Announce a new Public Services Bill that will:

• Enable everyone to contribute to and benefit from local growth by devolving economic powers through councils to Local Enterprise Partnerships (LEPs) so they can coordinate and boost the delivery of jobs, housing and growth in all areas.

•  Give all councils in England the same traffic management powers as London and Wales to reduce the costs, emissions and disruption from congestion.

Announce a new Fiscal Devolution Bill to:

• Allow councils to set locally appropriate fees, charges and subsidies (including public transport subsidies and planning fees) enabling councils to support those who need it most.

• Let councils set rates and discounts for council tax and business rates so they can better respond to local circumstances.

• Let councils retain 100 per cent of business rates growth without a corresponding cut in revenue support grant, further incentivising councils to grow local economies.

In the first Budget

The Chancellor will:

• Replace the Barnett formula with a system of distribution for the countries of the UK based on need and more appropriate and relevant incentives.

•  Devolve all funding for local growth, regeneration, skills and employment support through councils to LEPs, replacing the current system of more than 100 funding streams so investment decisions can be based directly on what businesses need to create jobs.

•  Inject £1 billion a year into a much-needed programme to address the pothole backlog by investing 2p a litre from the existing fuel duty to fix our roads.

In the first 100 days

The new government will:

• Confirm that communities which choose to extract shale gas in their area will receive up to 10 per cent of the revenue from sales.

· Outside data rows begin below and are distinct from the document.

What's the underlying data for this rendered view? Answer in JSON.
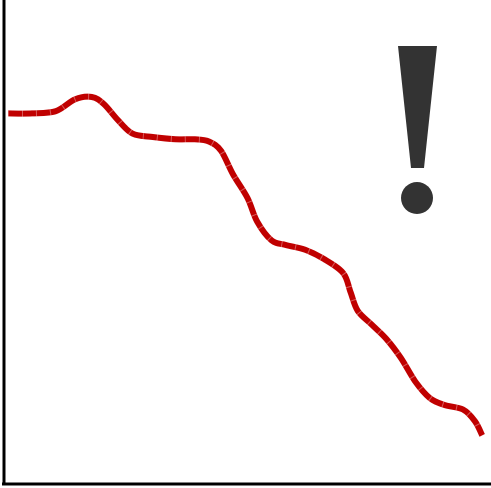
{
  "chart_data": {
    "type": "line",
    "title": "",
    "xlabel": "",
    "ylabel": "",
    "grid": false,
    "ticks": false,
    "xlim": [
      0,
      100
    ],
    "ylim": [
      0,
      100
    ],
    "series": [
      {
        "color": "#c00000",
        "points": [
          [
            0,
            78
          ],
          [
            5,
            78
          ],
          [
            10,
            78.5
          ],
          [
            14,
            81
          ],
          [
            17.5,
            81.5
          ],
          [
            20,
            80
          ],
          [
            23,
            76.5
          ],
          [
            26,
            73.7
          ],
          [
            30,
            73
          ],
          [
            35,
            72.5
          ],
          [
            39,
            72.5
          ],
          [
            42,
            72
          ],
          [
            44.5,
            70
          ],
          [
            47,
            65
          ],
          [
            50,
            60
          ],
          [
            52,
            55
          ],
          [
            55,
            51
          ],
          [
            58,
            50
          ],
          [
            62,
            49
          ],
          [
            66,
            47
          ],
          [
            70,
            44
          ],
          [
            71.5,
            40
          ],
          [
            73,
            36
          ],
          [
            76,
            33
          ],
          [
            79,
            30
          ],
          [
            82,
            26
          ],
          [
            85,
            21
          ],
          [
            88,
            17.5
          ],
          [
            91,
            16
          ],
          [
            95,
            15
          ],
          [
            97.5,
            12.5
          ],
          [
            99,
            9.5
          ]
        ]
      }
    ],
    "annotation": {
      "symbol": "exclamation-mark",
      "color": "#333333"
    }
  }
}
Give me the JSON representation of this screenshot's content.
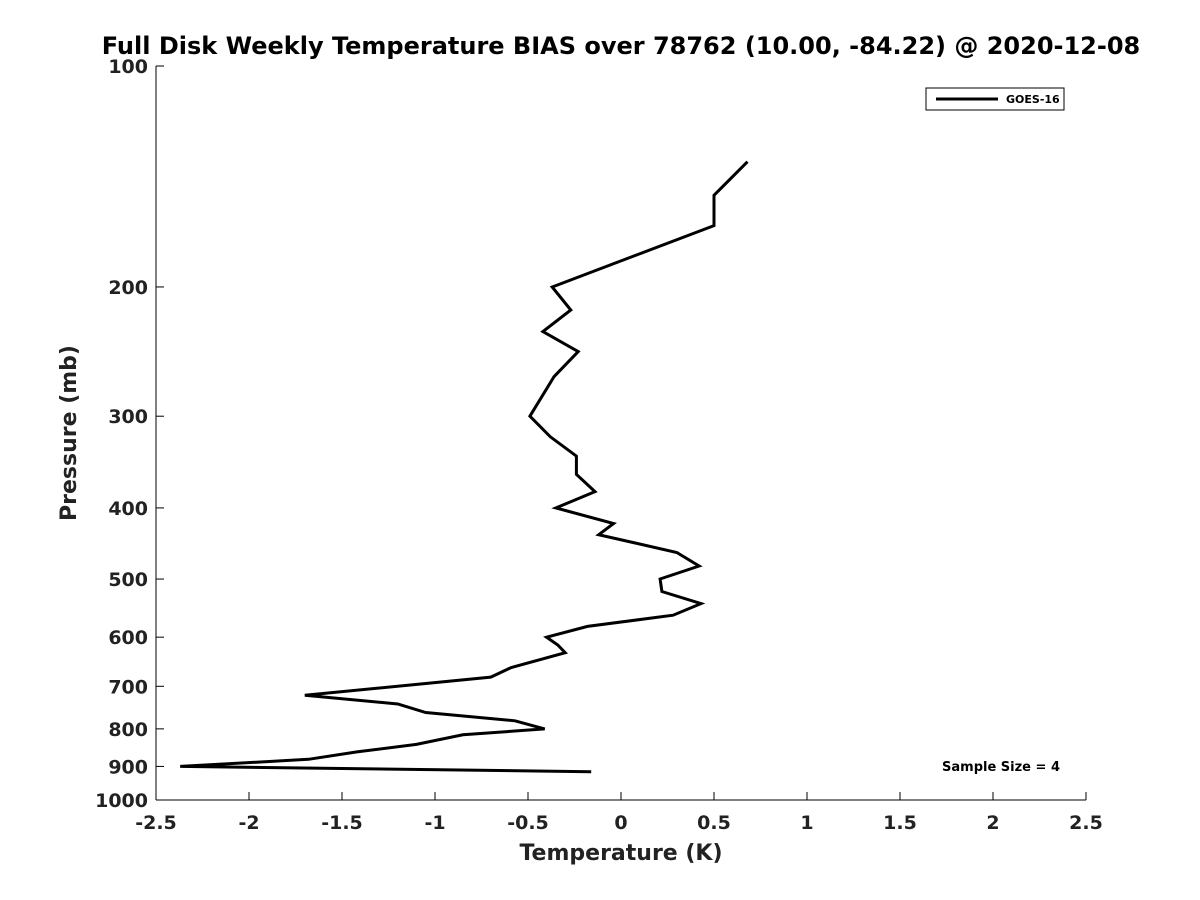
{
  "chart_data": {
    "type": "line",
    "title": "Full Disk Weekly Temperature BIAS over 78762 (10.00, -84.22) @ 2020-12-08",
    "xlabel": "Temperature (K)",
    "ylabel": "Pressure (mb)",
    "xlim": [
      -2.5,
      2.5
    ],
    "ylim": [
      1000,
      100
    ],
    "yscale": "log",
    "y_reversed": true,
    "grid": false,
    "legend_position": "top-right",
    "x_ticks": [
      -2.5,
      -2,
      -1.5,
      -1,
      -0.5,
      0,
      0.5,
      1,
      1.5,
      2,
      2.5
    ],
    "x_tick_labels": [
      "-2.5",
      "-2",
      "-1.5",
      "-1",
      "-0.5",
      "0",
      "0.5",
      "1",
      "1.5",
      "2",
      "2.5"
    ],
    "y_ticks": [
      100,
      200,
      300,
      400,
      500,
      600,
      700,
      800,
      900,
      1000
    ],
    "y_tick_labels": [
      "100",
      "200",
      "300",
      "400",
      "500",
      "600",
      "700",
      "800",
      "900",
      "1000"
    ],
    "series": [
      {
        "name": "GOES-16",
        "color": "#000000",
        "points": [
          {
            "x": 0.68,
            "p": 135
          },
          {
            "x": 0.5,
            "p": 150
          },
          {
            "x": 0.5,
            "p": 165
          },
          {
            "x": -0.37,
            "p": 200
          },
          {
            "x": -0.27,
            "p": 215
          },
          {
            "x": -0.42,
            "p": 230
          },
          {
            "x": -0.23,
            "p": 245
          },
          {
            "x": -0.36,
            "p": 265
          },
          {
            "x": -0.49,
            "p": 300
          },
          {
            "x": -0.38,
            "p": 320
          },
          {
            "x": -0.24,
            "p": 340
          },
          {
            "x": -0.24,
            "p": 360
          },
          {
            "x": -0.14,
            "p": 380
          },
          {
            "x": -0.35,
            "p": 400
          },
          {
            "x": -0.04,
            "p": 420
          },
          {
            "x": -0.12,
            "p": 435
          },
          {
            "x": 0.3,
            "p": 460
          },
          {
            "x": 0.42,
            "p": 480
          },
          {
            "x": 0.21,
            "p": 500
          },
          {
            "x": 0.22,
            "p": 520
          },
          {
            "x": 0.43,
            "p": 540
          },
          {
            "x": 0.28,
            "p": 560
          },
          {
            "x": -0.18,
            "p": 580
          },
          {
            "x": -0.4,
            "p": 600
          },
          {
            "x": -0.34,
            "p": 615
          },
          {
            "x": -0.3,
            "p": 630
          },
          {
            "x": -0.59,
            "p": 660
          },
          {
            "x": -0.7,
            "p": 680
          },
          {
            "x": -1.7,
            "p": 720
          },
          {
            "x": -1.2,
            "p": 740
          },
          {
            "x": -1.05,
            "p": 760
          },
          {
            "x": -0.57,
            "p": 780
          },
          {
            "x": -0.41,
            "p": 800
          },
          {
            "x": -0.85,
            "p": 815
          },
          {
            "x": -1.1,
            "p": 840
          },
          {
            "x": -1.42,
            "p": 860
          },
          {
            "x": -1.68,
            "p": 880
          },
          {
            "x": -2.37,
            "p": 900
          },
          {
            "x": -0.16,
            "p": 915
          }
        ]
      }
    ],
    "annotation": "Sample Size = 4"
  }
}
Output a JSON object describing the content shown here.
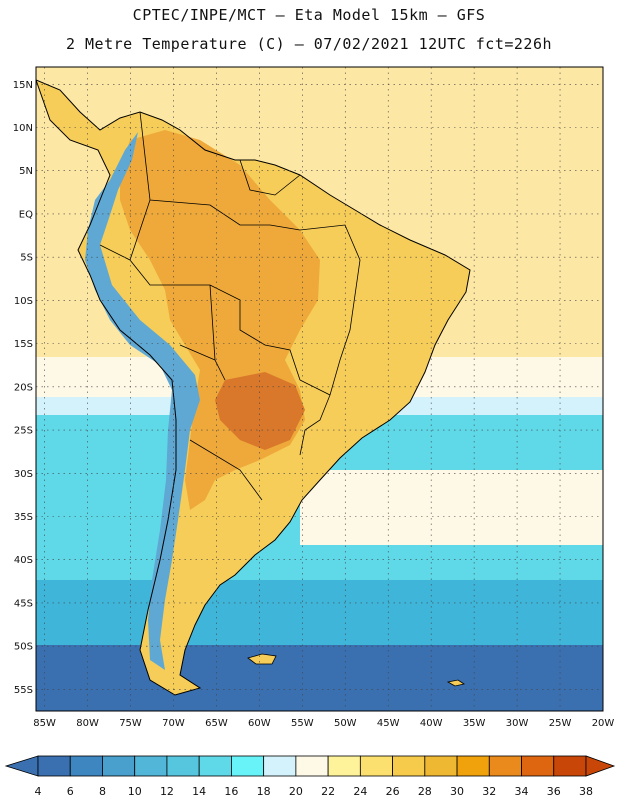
{
  "header": {
    "line1": "CPTEC/INPE/MCT –  Eta Model 15km – GFS",
    "line2": "2 Metre Temperature (C) – 07/02/2021 12UTC fct=226h"
  },
  "map": {
    "lat_labels": [
      "15N",
      "10N",
      "5N",
      "EQ",
      "5S",
      "10S",
      "15S",
      "20S",
      "25S",
      "30S",
      "35S",
      "40S",
      "45S",
      "50S",
      "55S"
    ],
    "lon_labels": [
      "85W",
      "80W",
      "75W",
      "70W",
      "65W",
      "60W",
      "55W",
      "50W",
      "45W",
      "40W",
      "35W",
      "30W",
      "25W",
      "20W"
    ],
    "lat_range": [
      17,
      -57.5
    ],
    "lon_range": [
      -86,
      -20
    ]
  },
  "colorbar": {
    "ticks": [
      "4",
      "6",
      "8",
      "10",
      "12",
      "14",
      "16",
      "18",
      "20",
      "22",
      "24",
      "26",
      "28",
      "30",
      "32",
      "34",
      "36",
      "38"
    ],
    "colors": [
      "#3a6fb0",
      "#3e86c0",
      "#4aa0cc",
      "#52b6d8",
      "#56c6df",
      "#5fd9e8",
      "#68f3f8",
      "#d3f2fb",
      "#fef8e6",
      "#fef29a",
      "#fbe070",
      "#f6cb4c",
      "#efb832",
      "#f0a20c",
      "#ea8a1d",
      "#de6610",
      "#c84708"
    ],
    "low_color": "#3a6fb0",
    "high_color": "#c84708"
  },
  "palette": {
    "ocean_tropical": "#fde7a4",
    "ocean_subtropical": "#fef8e6",
    "ocean_cool": "#d3f2fb",
    "ocean_cold": "#5fd9e8",
    "ocean_colder": "#3fb6d9",
    "ocean_coldest": "#3a6fb0",
    "land_warm": "#f6cd58",
    "land_hot": "#eea93a",
    "land_hottest": "#d9782a",
    "andes": "#5fa8d4",
    "coast": "#000000"
  }
}
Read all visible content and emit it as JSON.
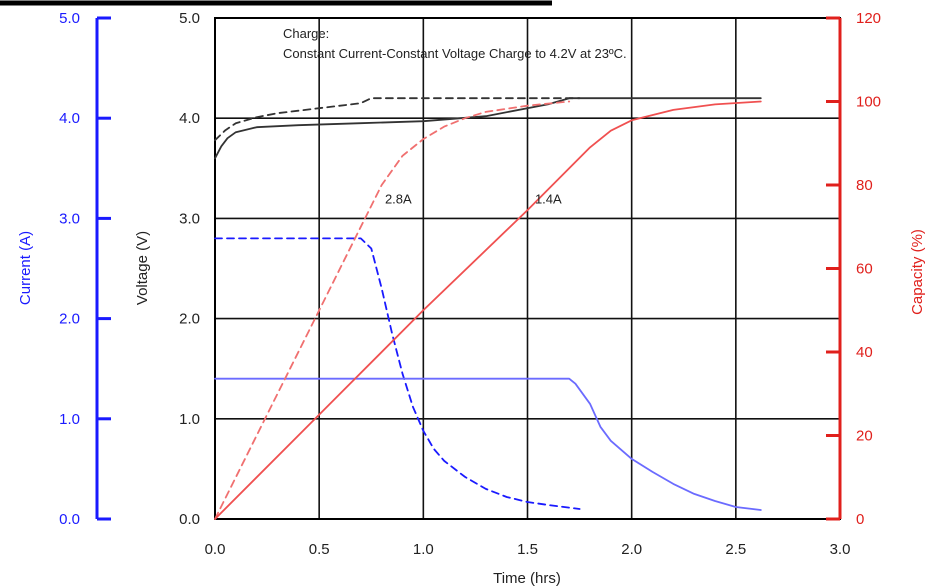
{
  "chart_data": {
    "type": "line",
    "annotation_lines": [
      "Charge:",
      "Constant Current-Constant Voltage Charge to 4.2V at 23ºC."
    ],
    "xlabel": "Time (hrs)",
    "xlim": [
      0,
      3
    ],
    "xticks": [
      "0.0",
      "0.5",
      "1.0",
      "1.5",
      "2.0",
      "2.5",
      "3.0"
    ],
    "axes": {
      "current": {
        "label": "Current (A)",
        "lim": [
          0,
          5
        ],
        "ticks": [
          "0.0",
          "1.0",
          "2.0",
          "3.0",
          "4.0",
          "5.0"
        ],
        "color": "#1a1aff"
      },
      "voltage": {
        "label": "Voltage (V)",
        "lim": [
          0,
          5
        ],
        "ticks": [
          "0.0",
          "1.0",
          "2.0",
          "3.0",
          "4.0",
          "5.0"
        ],
        "color": "#222222"
      },
      "capacity": {
        "label": "Capacity (%)",
        "lim": [
          0,
          120
        ],
        "ticks": [
          "0",
          "20",
          "40",
          "60",
          "80",
          "100",
          "120"
        ],
        "color": "#e0201c"
      }
    },
    "grid": true,
    "series": [
      {
        "rate": "2.8A",
        "quantity": "voltage",
        "axis": "voltage",
        "style": "dashed",
        "color": "#333333",
        "x": [
          0,
          0.05,
          0.1,
          0.2,
          0.3,
          0.5,
          0.7,
          0.75,
          1.0,
          1.5,
          1.75
        ],
        "y": [
          3.78,
          3.88,
          3.95,
          4.01,
          4.05,
          4.1,
          4.15,
          4.2,
          4.2,
          4.2,
          4.2
        ]
      },
      {
        "rate": "1.4A",
        "quantity": "voltage",
        "axis": "voltage",
        "style": "solid",
        "color": "#333333",
        "x": [
          0,
          0.03,
          0.06,
          0.1,
          0.2,
          0.4,
          0.7,
          1.0,
          1.3,
          1.6,
          1.7,
          2.0,
          2.3,
          2.62
        ],
        "y": [
          3.6,
          3.72,
          3.8,
          3.86,
          3.91,
          3.93,
          3.95,
          3.97,
          4.02,
          4.14,
          4.2,
          4.2,
          4.2,
          4.2
        ]
      },
      {
        "rate": "2.8A",
        "quantity": "current",
        "axis": "current",
        "style": "dashed",
        "color": "#1a1aff",
        "x": [
          0,
          0.7,
          0.75,
          0.8,
          0.85,
          0.9,
          0.95,
          1.0,
          1.05,
          1.1,
          1.2,
          1.3,
          1.4,
          1.5,
          1.6,
          1.75
        ],
        "y": [
          2.8,
          2.8,
          2.7,
          2.3,
          1.85,
          1.45,
          1.12,
          0.88,
          0.7,
          0.58,
          0.42,
          0.3,
          0.22,
          0.17,
          0.14,
          0.1
        ]
      },
      {
        "rate": "1.4A",
        "quantity": "current",
        "axis": "current",
        "style": "solid",
        "color": "#6b6bff",
        "x": [
          0,
          1.7,
          1.73,
          1.8,
          1.85,
          1.9,
          2.0,
          2.1,
          2.2,
          2.3,
          2.4,
          2.5,
          2.62
        ],
        "y": [
          1.4,
          1.4,
          1.35,
          1.15,
          0.92,
          0.78,
          0.6,
          0.47,
          0.35,
          0.25,
          0.18,
          0.12,
          0.09
        ]
      },
      {
        "rate": "2.8A",
        "quantity": "capacity",
        "axis": "capacity",
        "style": "dashed",
        "color": "#f07070",
        "x": [
          0,
          0.25,
          0.5,
          0.7,
          0.8,
          0.9,
          1.0,
          1.1,
          1.2,
          1.3,
          1.5,
          1.7
        ],
        "y": [
          0,
          25,
          50,
          70,
          80,
          87,
          91,
          94,
          96,
          97.5,
          99,
          100
        ]
      },
      {
        "rate": "1.4A",
        "quantity": "capacity",
        "axis": "capacity",
        "style": "solid",
        "color": "#f05050",
        "x": [
          0,
          0.5,
          1.0,
          1.5,
          1.7,
          1.8,
          1.9,
          2.0,
          2.2,
          2.4,
          2.62
        ],
        "y": [
          0,
          25,
          50,
          74,
          84,
          89,
          93,
          95.5,
          98,
          99.3,
          100
        ]
      }
    ],
    "data_labels": [
      {
        "text": "2.8A",
        "x": 0.88,
        "y_voltage": 3.15
      },
      {
        "text": "1.4A",
        "x": 1.6,
        "y_voltage": 3.15
      }
    ]
  }
}
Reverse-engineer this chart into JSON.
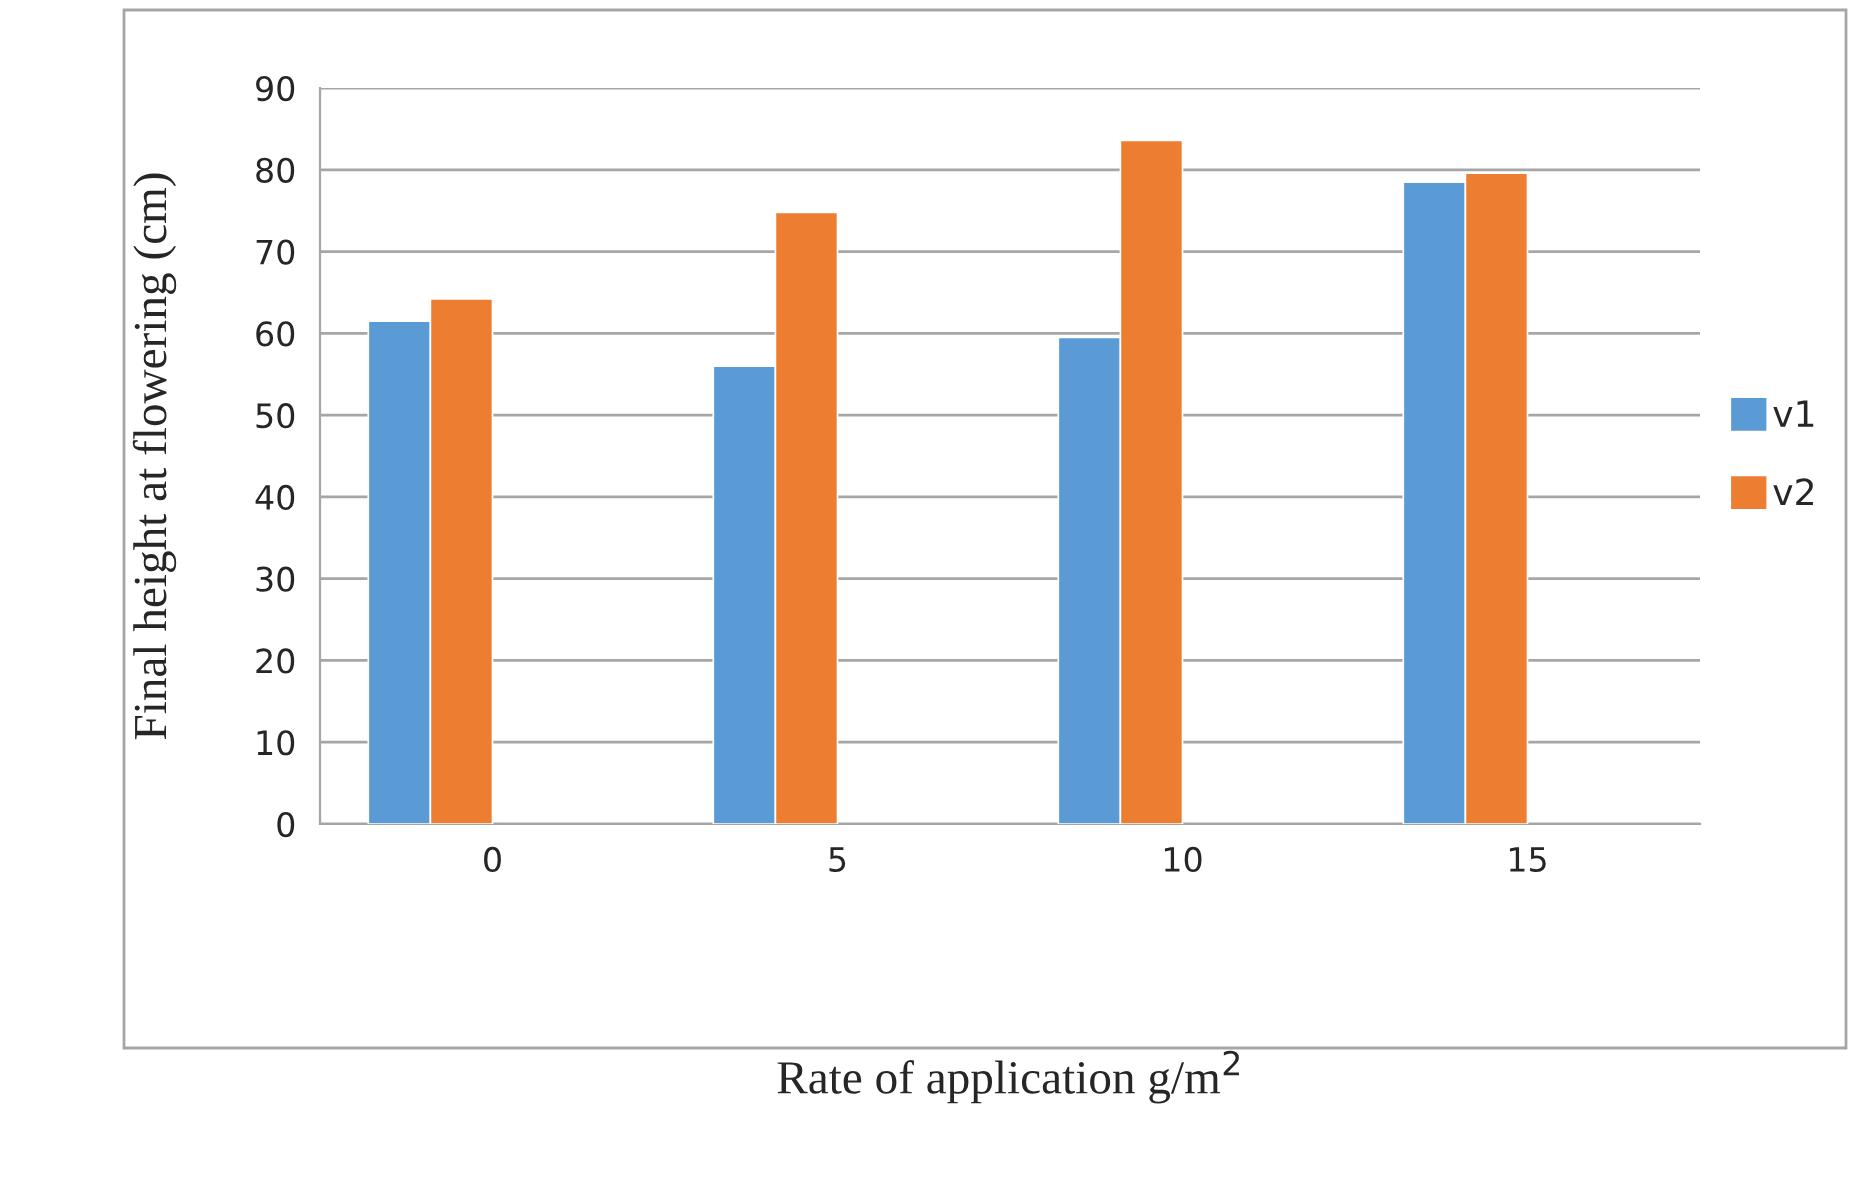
{
  "chart_data": {
    "type": "bar",
    "xlabel": "Rate of application g/m$^{2}$",
    "ylabel": "Final height at flowering (cm)",
    "categories": [
      "0",
      "5",
      "10",
      "15"
    ],
    "series": [
      {
        "name": "v1",
        "color": "#5b9bd5",
        "values": [
          61.5,
          56.0,
          59.5,
          78.5
        ]
      },
      {
        "name": "v2",
        "color": "#ed7d31",
        "values": [
          64.2,
          74.8,
          83.6,
          79.6
        ]
      }
    ],
    "ylim": [
      0,
      90
    ],
    "yticks": [
      0,
      10,
      20,
      30,
      40,
      50,
      60,
      70,
      80,
      90
    ],
    "grid": "y",
    "legend": "right"
  }
}
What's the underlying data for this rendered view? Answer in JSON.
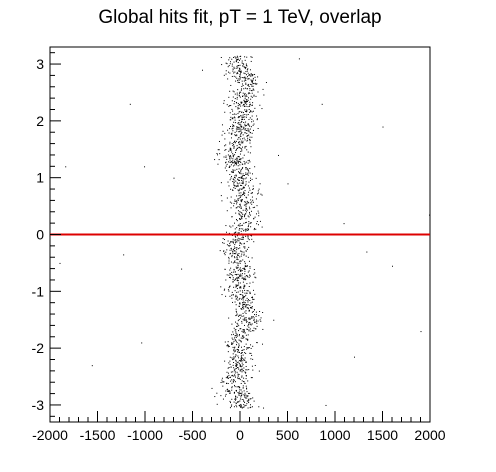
{
  "chart_data": {
    "type": "scatter",
    "title": "Global hits fit, pT = 1 TeV, overlap",
    "xlabel": "",
    "ylabel": "",
    "xlim": [
      -2000,
      2000
    ],
    "ylim": [
      -3.3,
      3.3
    ],
    "x_ticks": [
      -2000,
      -1500,
      -1000,
      -500,
      0,
      500,
      1000,
      1500,
      2000
    ],
    "y_ticks": [
      -3,
      -2,
      -1,
      0,
      1,
      2,
      3
    ],
    "grid": false,
    "legend": "none",
    "reference_line": {
      "y": 0,
      "color": "#dd0000"
    },
    "point_color": "#000000",
    "series_points": [
      {
        "x": -1160,
        "y": 2.3
      },
      {
        "x": -1840,
        "y": 1.2
      },
      {
        "x": -1010,
        "y": 1.2
      },
      {
        "x": -1900,
        "y": -0.5
      },
      {
        "x": -1230,
        "y": -0.35
      },
      {
        "x": -620,
        "y": -0.6
      },
      {
        "x": -1040,
        "y": -1.9
      },
      {
        "x": -1560,
        "y": -2.3
      },
      {
        "x": 620,
        "y": 3.1
      },
      {
        "x": 860,
        "y": 2.3
      },
      {
        "x": 1500,
        "y": 1.9
      },
      {
        "x": 1090,
        "y": 0.2
      },
      {
        "x": 1990,
        "y": 0.35
      },
      {
        "x": 1330,
        "y": -0.3
      },
      {
        "x": 1600,
        "y": -0.55
      },
      {
        "x": 1200,
        "y": -2.15
      },
      {
        "x": 1900,
        "y": -1.7
      },
      {
        "x": 900,
        "y": -3.0
      },
      {
        "x": 350,
        "y": -1.5
      },
      {
        "x": -400,
        "y": 2.9
      },
      {
        "x": 400,
        "y": 1.4
      },
      {
        "x": -300,
        "y": -2.7
      },
      {
        "x": 500,
        "y": 0.9
      },
      {
        "x": -700,
        "y": 1.0
      }
    ],
    "band": {
      "x_center": 0,
      "x_halfwidth": 170,
      "point_count": 1800
    }
  }
}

Announce the establishment of an independent body for the distribution of funding to councils.

SHARING PROSPERITY

Councils are delivering schemes to foster local growth:

Northamptonshire County Council

• When the British Grand Prix came under threat a few years ago, Northamptonshire County Council stepped in to assure the investment needed by Silverstone with a £10 million secured loan. Losing the Grand Prix would have had a £6 billion impact on the national economy. Instead, the loan led to the provision of almost 800 jobs. The council also offered a £1.5 million revenue contribution to the ‘Silverstone Masterplan’ which involved the creation of a high performance technologies business ecosystem which could deliver over 4,000 new jobs.

Sunderland City Council

• As part of Sunderland City Council’s ‘Economic Masterplan’ to draw on its strengths as a location for automotive manufacturing and components supply chain companies, the council entered into more than 18 months of intensive talks with the Lear Corporation USA. As a result it opened its first UK foam manufacturing plant in March 2012, bringing 300 jobs to Sunderland in its first three years and strengthening the manufacturing sector in the northeast.

Hertsmere Borough Council

• In the 1990s, Hertsmere Borough Council purchased Elstree Studios, the site where the original Star Wars and Indiana Jones trilogies were produced, after years of neglect had left it derelict. The council invested £5.5 million to build two new state of the art sound stages, which attracted renowned productions such as The King’s Speech and Strictly Come Dancing and generated rental income in excess of £11 million. The council is now funding the studio’s expansion by investing £2.5 million of its own resources and borrowing £2 million.